Le Parlement européen à Strasbourg, en novembre 2016.
Le Parlement européen à Strasbourg, en novembre 2016. © Vincent Kessler / Reuters
Adrien Gaboulaud , Mis à jour le

L’Institut Jacques Delors, en partenariat avec le Mouvement Européen-France et sur la base de données VoteWatch, publie une analyse des votes des eurodéputés français sur 20 scrutins-clés. Yves Bertoncini, directeur de l'Institut Jacques Delors, expose les différentes logiques de vote à l'oeuvre.

Paris Match. La discipline au sein des partis est un peu plus relâchée au Parlement européen (voir les données en bas de page). Est-ce parce que les eurodéputés sont plus éloignés des débats politiques nationaux?

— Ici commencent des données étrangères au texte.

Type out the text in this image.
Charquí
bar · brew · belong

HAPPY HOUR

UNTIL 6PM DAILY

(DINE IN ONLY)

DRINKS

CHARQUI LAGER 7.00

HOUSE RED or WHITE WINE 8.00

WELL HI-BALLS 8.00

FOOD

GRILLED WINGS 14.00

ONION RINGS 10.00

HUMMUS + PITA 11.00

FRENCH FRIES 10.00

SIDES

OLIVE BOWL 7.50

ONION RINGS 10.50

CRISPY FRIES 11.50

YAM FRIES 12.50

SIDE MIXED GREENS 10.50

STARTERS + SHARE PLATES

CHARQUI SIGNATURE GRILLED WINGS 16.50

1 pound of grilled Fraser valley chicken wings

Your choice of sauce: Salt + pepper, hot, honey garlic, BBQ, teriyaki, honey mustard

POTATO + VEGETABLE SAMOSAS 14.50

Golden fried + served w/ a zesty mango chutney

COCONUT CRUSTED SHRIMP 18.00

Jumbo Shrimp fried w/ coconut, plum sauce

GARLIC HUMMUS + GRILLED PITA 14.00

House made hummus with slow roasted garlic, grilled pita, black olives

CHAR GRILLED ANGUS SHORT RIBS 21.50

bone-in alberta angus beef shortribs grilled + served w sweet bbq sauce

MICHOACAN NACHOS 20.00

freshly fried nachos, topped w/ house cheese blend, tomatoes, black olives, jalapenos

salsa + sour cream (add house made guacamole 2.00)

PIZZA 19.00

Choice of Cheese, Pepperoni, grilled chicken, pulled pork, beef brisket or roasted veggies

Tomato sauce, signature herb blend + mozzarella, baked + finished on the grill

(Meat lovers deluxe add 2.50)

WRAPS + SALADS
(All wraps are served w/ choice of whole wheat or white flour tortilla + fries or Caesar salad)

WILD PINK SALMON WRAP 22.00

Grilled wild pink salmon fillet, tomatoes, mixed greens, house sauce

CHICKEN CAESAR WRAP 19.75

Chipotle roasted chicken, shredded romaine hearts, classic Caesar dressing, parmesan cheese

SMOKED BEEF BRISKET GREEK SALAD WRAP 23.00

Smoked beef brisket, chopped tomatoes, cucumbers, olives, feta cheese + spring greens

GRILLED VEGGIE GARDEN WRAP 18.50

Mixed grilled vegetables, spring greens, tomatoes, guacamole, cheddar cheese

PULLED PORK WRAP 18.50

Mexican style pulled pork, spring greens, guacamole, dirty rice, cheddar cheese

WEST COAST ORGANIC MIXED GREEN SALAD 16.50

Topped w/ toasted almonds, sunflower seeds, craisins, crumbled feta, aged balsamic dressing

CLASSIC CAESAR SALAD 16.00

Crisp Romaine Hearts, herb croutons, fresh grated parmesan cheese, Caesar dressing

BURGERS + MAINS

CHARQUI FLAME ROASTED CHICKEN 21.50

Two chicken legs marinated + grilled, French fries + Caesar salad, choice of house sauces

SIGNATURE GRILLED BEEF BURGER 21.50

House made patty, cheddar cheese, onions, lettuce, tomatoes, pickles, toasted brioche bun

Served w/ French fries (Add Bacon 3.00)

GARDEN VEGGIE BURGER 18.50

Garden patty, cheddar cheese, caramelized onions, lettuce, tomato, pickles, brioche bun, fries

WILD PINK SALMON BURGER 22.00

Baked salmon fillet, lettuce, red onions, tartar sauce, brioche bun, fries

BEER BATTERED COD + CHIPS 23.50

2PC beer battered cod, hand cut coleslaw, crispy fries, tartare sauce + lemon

Yves Bertoncini. Il n’y a pas de frondeurs à Strasbourg, ça n’existe pas. Au Parlement européen, il n’y a pas de nécessité institutionnelle liée à l’existence d’une discipline majoritaire pour soutenir un gouvernement. Il y a des consignes de vote, bien sûr, mais les majorités varient en fonction des sujets. Il peut donc arriver que des députés fassent défection, pour des raisons individuelles ou à l’initiative d’une délégation nationale, au motif que le sujet touche leurs pays. Ça fait partie de la vie quotidienne du Parlement européen.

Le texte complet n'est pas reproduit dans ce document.